How many unique users and items?
The general remedy is fewer features and lower lambda, but it can't be right that the optimizer is fine with this while the model build isn't fine with any of those values. Something is not right here...
Created 02-06-2014 01:50 PM
The model is indeed being built from the full dataset, while the optimization was performed against a 50% sample. To get the sample, I downloaded the dataset from HDFS to the local filesystem, and performed a "head -n 1883475 data50percent.csv". Then I ran the optimizer locally, not distributed. Should I use the full dataset instead?
Dataset size is 125MB
Number of records 3,766,950
Unique users 608146
Unique items 1151
Created 02-06-2014 03:32 PM
I would use 100% of the data, yes, but I don't think that should make a big difference
The number of items is low, but not that low. Is there any reason to think the items are very 'redundant'?
This is strange enough that I think there may be a bug somewhere. Is this data you can share, in anonymized form, offline?
I am wondering whether the singularity threshold needs to be configurable.
I would still try turning down lambda / features to get it going, although I still am not seeing a reason why it should be necessary.
Created 02-07-2014 05:08 AM
Some of the items are exceptionally popular, while a large number of the other items have very low values. The weight is a simple count of the items per user within a timeframe. So a userID/itemID combo should only be seen once, but some of those items are seen for a very large percentage of the userIDs.
I've tried setting Features to 5, and Lambda to .01, which also failed. I'll try setting Features to 3 and Lambda to .0001 and see if that has any effect.
I'll verify with our Legal dept about sending the data over, but it shouldn't be an issue. I know I have your card from when we met in London and NY Strata, but it's in my desk at work, and I'm working from home, so you might have to message me with your email address or data drop location.
Created 02-07-2014 11:18 AM
I'm cleared to send the dataset, just need to know where it's going!
James
Created 02-07-2014 12:09 PM
Thanks James, I'm sowen at cloudera. It sounds like something I will have to debug as it's either quite subtle or a bug in the program. I'll solve it this weekend.
Created 02-08-2014 07:57 AM
Thanks James, I got the data.
FWIW, it built successfully locally, which is at least good.

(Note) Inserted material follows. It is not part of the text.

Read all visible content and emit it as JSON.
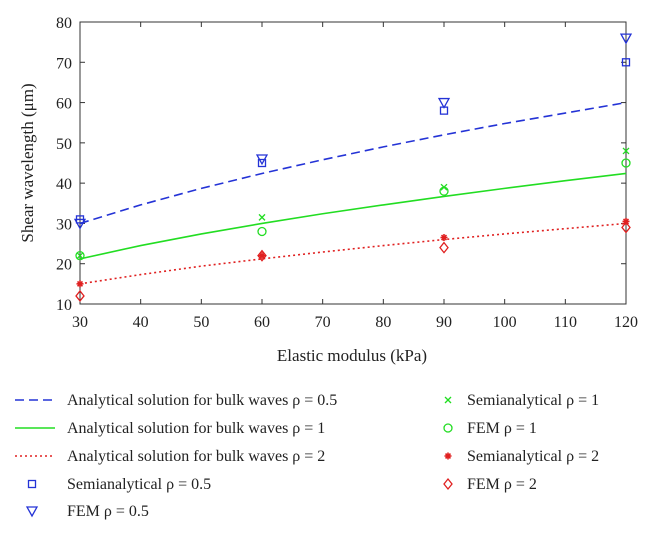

That is not a solution, but might get you moving.
I ran the data on Hadoop (CDH5) and uncovered a different problem, which I fixed: https://github.com/cloudera/oryx/commit/fee977f6a682ba6a2e8c2e48275cb4dc5718c8b2
It is basically an artifact of having virtually all even IDs. That shouldn't be a problem of course.
It ran successfully after that. Is the data you showed me the same as what you're running, or a sample (or redacted)? Just want to rationalize why you didn't see the error I did and then see if that has any clue to why it works for me.